Thursday, June 6, 2019

One of my new favorite forms of collecting

Every Sherlockian collection has mini-collections within it, and when a catalog came in the mail today from my badge ribbon supplier, it reminded me to take a minute to appreciate one of mine.

With all the hustle and bustle and rampant delights of 221B Con each year, I never really take the time to sing the praises of the Sherlockian collecting opportunity that only occurs that time of year for me. If it happens elsewhere, at the level it does there, I've yet to hear about it, so if I'm missing something, please let me know. And that collecting opportunity is this: Badge ribbon collecting!

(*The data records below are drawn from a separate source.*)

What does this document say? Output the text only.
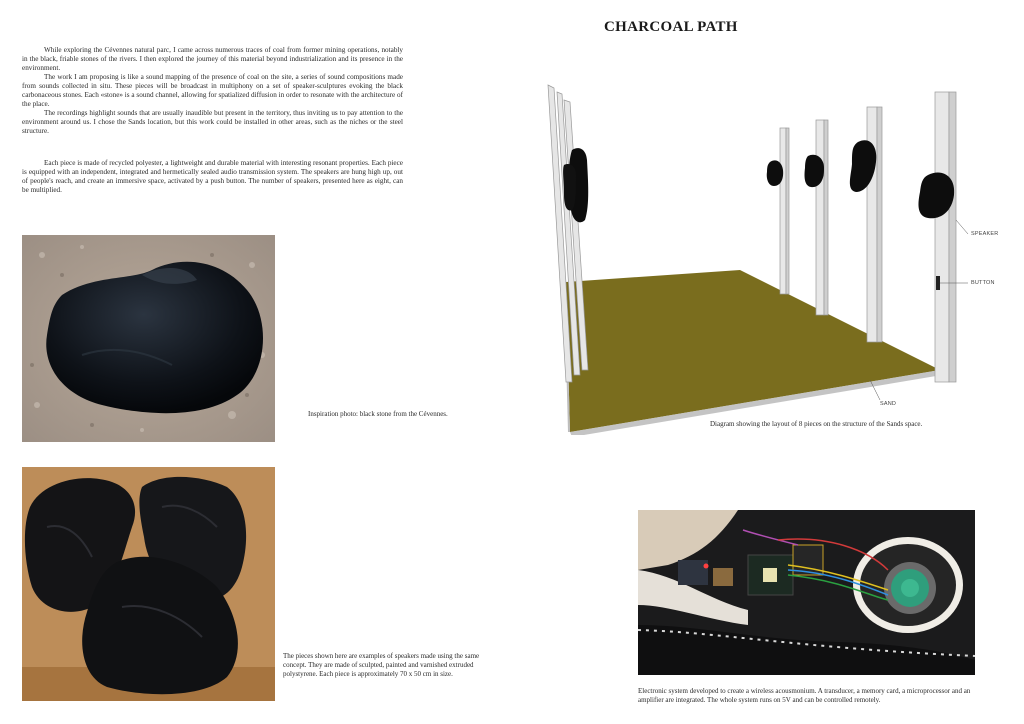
While exploring the Cévennes natural parc, I came across numerous traces of coal from former mining operations, notably in the black, friable stones of the rivers. I then explored the journey of this material beyond industrialization and its presence in the environment.

The work I am proposing is like a sound mapping of the presence of coal on the site, a series of sound compositions made from sounds collected in situ. These pieces will be broadcast in multiphony on a set of speaker-sculptures evoking the black carbonaceous stones. Each «stone» is a sound channel, allowing for spatialized diffusion in order to resonate with the architecture of the place.

The recordings highlight sounds that are usually inaudible but present in the territory, thus inviting us to pay attention to the environment around us. I chose the Sands location, but this work could be installed in other areas, such as the niches or the steel structure.

Each piece is made of recycled polyester, a lightweight and durable material with interesting resonant properties. Each piece is equipped with an independent, integrated and hermetically sealed audio transmission system. The speakers are hung high up, out of people's reach, and create an immersive space, activated by a push button. The number of speakers, presented here as eight, can be multiplied.

Inspiration photo: black stone from the Cévennes.
The pieces shown here are examples of speakers made using the same concept. They are made of sculpted, painted and varnished extruded polystyrene. Each piece is approximately 70 x 50 cm in size.
CHARCOAL PATH
SPEAKER
BUTTON
SAND
Diagram showing the layout of 8 pieces on the structure of the Sands space.
Electronic system developed to create a wireless acousmonium. A transducer, a memory card, a microprocessor and an amplifier are integrated. The whole system runs on 5V and can be controlled remotely.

I have to admit, I'm in the minor leagues when it comes to 221B Con badge collecting. The best collectors pay attention to Twitter, hit different con suites when new ribbon alerts come out, track down ribbons they've seen on someone else, etc. I've almost doubled my number collected with each passing year, and I still don't come close to the long, floor-trailing ribbon neck-ties I've seen on the true collectors. But there's still a lot of joy, even in a small collection. And memories.

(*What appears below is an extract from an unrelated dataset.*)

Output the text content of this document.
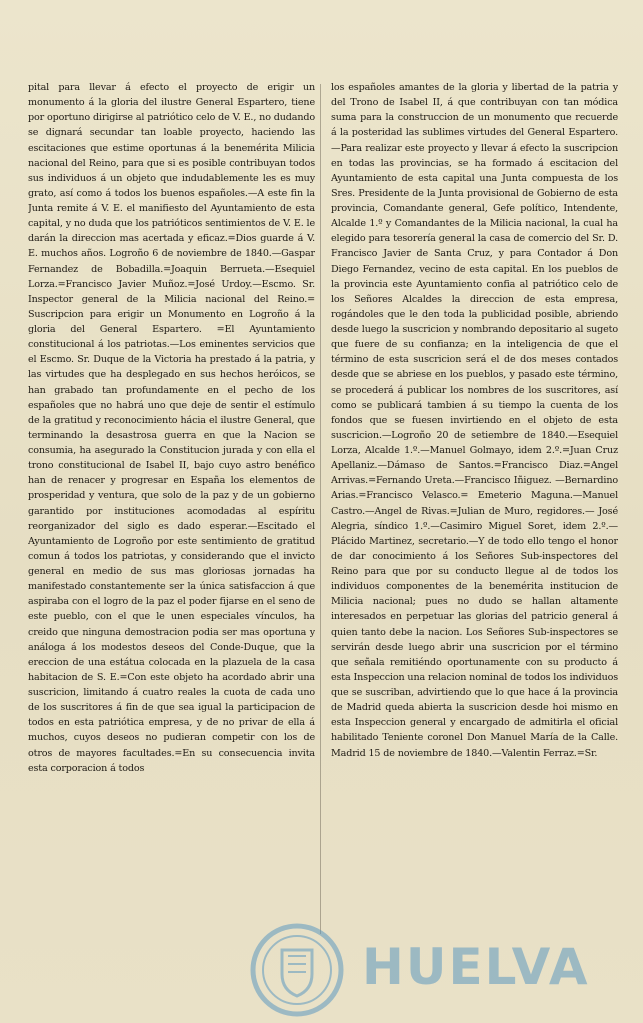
pital para llevar á efecto el proyecto de erigir un monumento á la gloria del ilustre General Espartero, tiene por oportuno dirigirse al patriótico celo de V. E., no dudando se dignará secundar tan loable proyecto, haciendo las escitaciones que estime oportunas á la benemérita Milicia nacional del Reino, para que si es posible contribuyan todos sus individuos á un objeto que indudablemente les es muy grato, así como á todos los buenos españoles.—A este fin la Junta remite á V. E. el manifiesto del Ayuntamiento de esta capital, y no duda que los patrióticos sentimientos de V. E. le darán la direccion mas acertada y eficaz.=Dios guarde á V. E. muchos años. Logroño 6 de noviembre de 1840.—Gaspar Fernandez de Bobadilla.=Joaquin Berrueta.—Esequiel Lorza.=Francisco Javier Muñoz.=José Urdoy.—Escmo. Sr. Inspector general de la Milicia nacional del Reino.= Suscripcion para erigir un Monumento en Logroño á la gloria del General Espartero. =El Ayuntamiento constitucional á los patriotas.—Los eminentes servicios que el Escmo. Sr. Duque de la Victoria ha prestado á la patria, y las virtudes que ha desplegado en sus hechos heróicos, se han grabado tan profundamente en el pecho de los españoles que no habrá uno que deje de sentir el estímulo de la gratitud y reconocimiento hácia el ilustre General, que terminando la desastrosa guerra en que la Nacion se consumia, ha asegurado la Constitucion jurada y con ella el trono constitucional de Isabel II, bajo cuyo astro benéfico han de renacer y progresar en España los elementos de prosperidad y ventura, que solo de la paz y de un gobierno garantido por instituciones acomodadas al espíritu reorganizador del siglo es dado esperar.—Escitado el Ayuntamiento de Logroño por este sentimiento de gratitud comun á todos los patriotas, y considerando que el invicto general en medio de sus mas gloriosas jornadas ha manifestado constantemente ser la única satisfaccion á que aspiraba con el logro de la paz el poder fijarse en el seno de este pueblo, con el que le unen especiales vínculos, ha creido que ninguna demostracion podia ser mas oportuna y análoga á los modestos deseos del Conde-Duque, que la ereccion de una estátua colocada en la plazuela de la casa habitacion de S. E.=Con este objeto ha acordado abrir una suscricion, limitando á cuatro reales la cuota de cada uno de los suscritores á fin de que sea igual la participacion de todos en esta patriótica empresa, y de no privar de ella á muchos, cuyos deseos no pudieran competir con los de otros de mayores facultades.=En su consecuencia invita esta corporacion á todos

los españoles amantes de la gloria y libertad de la patria y del Trono de Isabel II, á que contribuyan con tan módica suma para la construccion de un monumento que recuerde á la posteridad las sublimes virtudes del General Espartero.—Para realizar este proyecto y llevar á efecto la suscripcion en todas las provincias, se ha formado á escitacion del Ayuntamiento de esta capital una Junta compuesta de los Sres. Presidente de la Junta provisional de Gobierno de esta provincia, Comandante general, Gefe político, Intendente, Alcalde 1.º y Comandantes de la Milicia nacional, la cual ha elegido para tesorería general la casa de comercio del Sr. D. Francisco Javier de Santa Cruz, y para Contador á Don Diego Fernandez, vecino de esta capital. En los pueblos de la provincia este Ayuntamiento confia al patriótico celo de los Señores Alcaldes la direccion de esta empresa, rogándoles que le den toda la publicidad posible, abriendo desde luego la suscricion y nombrando depositario al sugeto que fuere de su confianza; en la inteligencia de que el término de esta suscricion será el de dos meses contados desde que se abriese en los pueblos, y pasado este término, se procederá á publicar los nombres de los suscritores, así como se publicará tambien á su tiempo la cuenta de los fondos que se fuesen invirtiendo en el objeto de esta suscricion.—Logroño 20 de setiembre de 1840.—Esequiel Lorza, Alcalde 1.º.—Manuel Golmayo, idem 2.º.=Juan Cruz Apellaniz.—Dámaso de Santos.=Francisco Diaz.=Angel Arrivas.=Fernando Ureta.—Francisco Iñiguez. —Bernardino Arias.=Francisco Velasco.= Emeterio Maguna.—Manuel Castro.—Angel de Rivas.=Julian de Muro, regidores.— José Alegria, síndico 1.º.—Casimiro Miguel Soret, idem 2.º.—Plácido Martinez, secretario.—Y de todo ello tengo el honor de dar conocimiento á los Señores Sub-inspectores del Reino para que por su conducto llegue al de todos los individuos componentes de la benemérita institucion de Milicia nacional; pues no dudo se hallan altamente interesados en perpetuar las glorias del patricio general á quien tanto debe la nacion. Los Señores Sub-inspectores se servirán desde luego abrir una suscricion por el término que señala remitiéndo oportunamente con su producto á esta Inspeccion una relacion nominal de todos los individuos que se suscriban, advirtiendo que lo que hace á la provincia de Madrid queda abierta la suscricion desde hoi mismo en esta Inspeccion general y encargado de admitirla el oficial habilitado Teniente coronel Don Manuel María de la Calle. Madrid 15 de noviembre de 1840.—Valentin Ferraz.=Sr.

HUELVA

Badge ribbons can remind you of who you saw at the con that year, what was the popular non-Holmes fandom that put in an appearance, what thing was being promoted, and what that odd little panel in the most curious corner of Sherlockian interest was. Sometimes it's just the happy moment of meeting the person who gave you the ribbon. In my little collection pictured above, I see all of that when I look at those ribbons, including the "What the hell was I thinking?" year of no ribbons.

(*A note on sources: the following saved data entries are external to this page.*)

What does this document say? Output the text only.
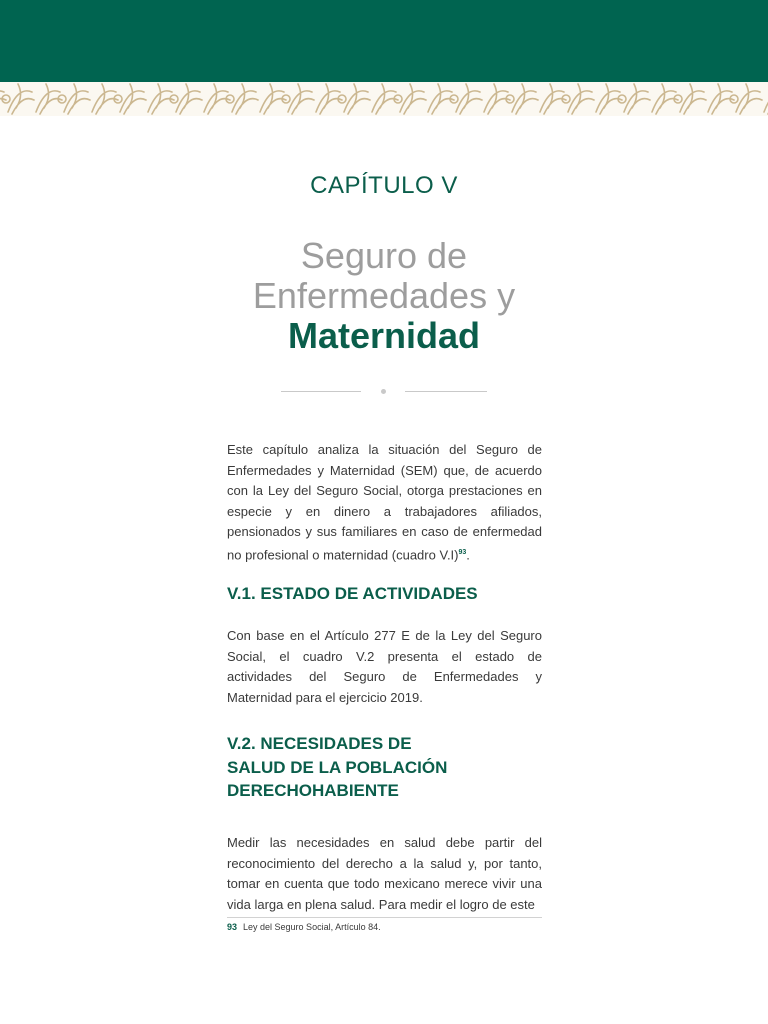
CAPÍTULO V
Seguro de
Enfermedades y
Maternidad

Este capítulo analiza la situación del Seguro de Enfermedades y Maternidad (SEM) que, de acuerdo con la Ley del Seguro Social, otorga prestaciones en especie y en dinero a trabajadores afiliados, pensionados y sus familiares en caso de enfermedad no profesional o maternidad (cuadro V.I)$^{93}$.

V.1. ESTADO DE ACTIVIDADES

Con base en el Artículo 277 E de la Ley del Seguro Social, el cuadro V.2 presenta el estado de actividades del Seguro de Enfermedades y Maternidad para el ejercicio 2019.

V.2. NECESIDADES DE
SALUD DE LA POBLACIÓN
DERECHOHABIENTE

Medir las necesidades en salud debe partir del reconocimiento del derecho a la salud y, por tanto, tomar en cuenta que todo mexicano merece vivir una vida larga en plena salud. Para medir el logro de este

93 Ley del Seguro Social, Artículo 84.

Collecting has been a part of Sherlockiana as long as there has been Sherlockiana, and the opportunity to spend a weekend collecting the one thing you can only collect during that three-day period . . . well, it makes for a very special little collection within your Sherlockian collection. This year was my first year starting the con at the ribbon swap, which occurs almost as soon as we have badges to put ribbons on. (It's called a "swap" but a lot of folks are just happy to push ribbons at anyone who doesn't have one of theirs. Like me, 'cuz nobody was going without a Doyle's Rotary Coffin ribbon this year!)

Next year it might be fun to start learning the tricks of the true masters of ribbon collecting. But in any case, I'm just thrilled when something new turns up in our Sherlockian bag of tricks and this one is definitely a recent addition to the things we Sherlockians do to celebrate Sherlock.

I hope it goes on long enough that eventually someone is doing recreations of classic ribbons from those early Sherlockian cons of their youth.